Wednesday, January 20, 2016

Book review: The Gulag Archipelago by Aleksandr I. Solzhenitsyn

As 2015 waned, I had daily book reviews lined up through December 31st and a little less than a week left in the year.  I couldn't afford to finish another book before January 1st, so I picked up the longest book on my reading shelf.

When I was in 7th-grade English, Kory Warr did his book report on The Count of Monte Cristo.  He gave it a rave review, but everyone else in the class just thought he was nuts for reading a book over a thousand pages on purpose when it wasn't necessary.  Years later, I finally read The Count of Monte Cristo and found it one of the best novels I've ever read.  A few more years passed, and I happened to be in touch with Kory Warr again for the first time since high school.  I reminded him about his book report in Mr. Gould's class and thanked him for the recommendation I belatedly took him up on.  In reply, he suggested that I should read The Gulag Archipelago by Aleksandr I. Solzhenitsyn.  Mentally, I added it to my list, but it's been out of print for some time now.  When I found a copy on the clearance rack at Half Price Books, I picked it up.

However ... I still haven't read The Gulag Archipelago.  The first book I read in 2016 was only volume one of three, despite being over 600 pages.  I now need to be on the lookout for the other two books.

Much like The Count of Monte Cristo, The Gulag Archipelago was not what I was expecting.  I was expecting something like The Hiding Place, a personal memoir of misery and privation: I was arrested, I was beaten, I was starved, I was tortured.  That's not what The Gulag Archipelago is (at least, the first volume).  Yes, Solzhenitsyn touches briefly on his own arrest and experience in prison, but the book is much more journalistic, a heavily-annotated collection of statistics and of anecdotes of multiple dissidents over a period of decades.
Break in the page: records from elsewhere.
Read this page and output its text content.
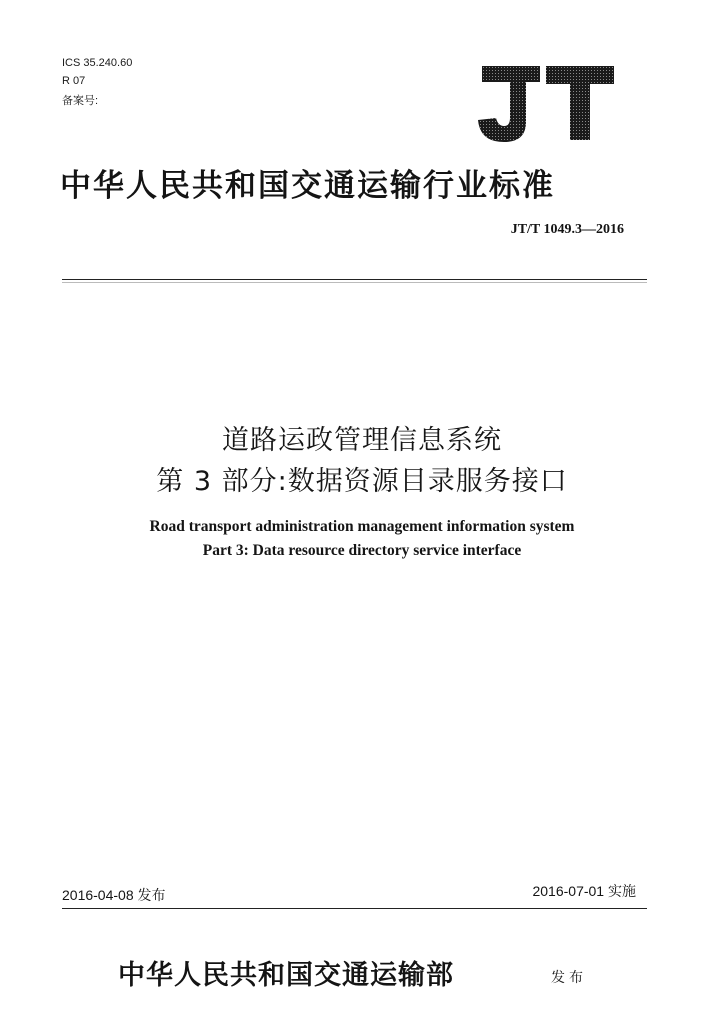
ICS 35.240.60
R 07
备案号:
中华人民共和国交通运输行业标准
JT/T 1049.3—2016
道路运政管理信息系统
第 3 部分:数据资源目录服务接口
Road transport administration management information system
Part 3: Data resource directory service interface
2016-04-08 发布	2016-07-01 实施
中华人民共和国交通运输部	发布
This first volume deals only with Soviet prisons and with the transport system which moved prisoners from camp to camp; the actual camp experience is left to the later volumes.  Solzhenitsyn compares the experience of dissidents in Soviet prisons to that of the early socialists suffered under the Tsars and finds that the system which they denounced as inhuman was immeasurably more humane than the system they put in place to crush their own enemies.

The heartbreaking insanity of the Soviet system, in which the people who actually knew how to manage the infrastructure, be it agriculture, transport, manufacturing, or what-have-you, were denounced as enemies of the people and replaced with people who had no experience or training and thus inevitably ran the sector into the ground, to the detriment of the public, is all the more frustrating because it has been repeated so many times since then, in China, Cambodia, North Korea, and many countries in Africa even today.  Then, of course, when famine or shortage resulted, the people thrust into jobs they weren't trained for were in turn denounced as "wreckers" and followed their predecessors into prison, execution, or slave labor.

Solzhenitsyn describes the trial of a certain group of engineers in charge of a factory: They were simultaneously accused of wasting the country's capital by using more expensive building materials that would extend the working life of the factory and of retarding the country's progress by not purchasing top-of-the-line equipment for said factory.  Transcripts of trials in which both prosecution and defense lawyers denounced the accused (because any defense lawyer who contradicted the prosecution's story would find himself next in the dock) reveal what a farce justice was in those days.

The translator provides notes at the end of the book in the edition I read, and I wish it had been in the beginning.  He provides definitions and explanations for some of the Russian slang which is otherwise impenetrable, but I didn't realize the resource was even there until I was well into the book.  There is also a glossary of names and another of institutions and terms.  Names and terms that were widely-known in the Cold War days when the work was first published are not included, but at this point in time, there are doubtless new readers who don't know who Krushchev was or what samizdat means; an updated glossary would be handy, but I suppose Google and Wikipedia work as well.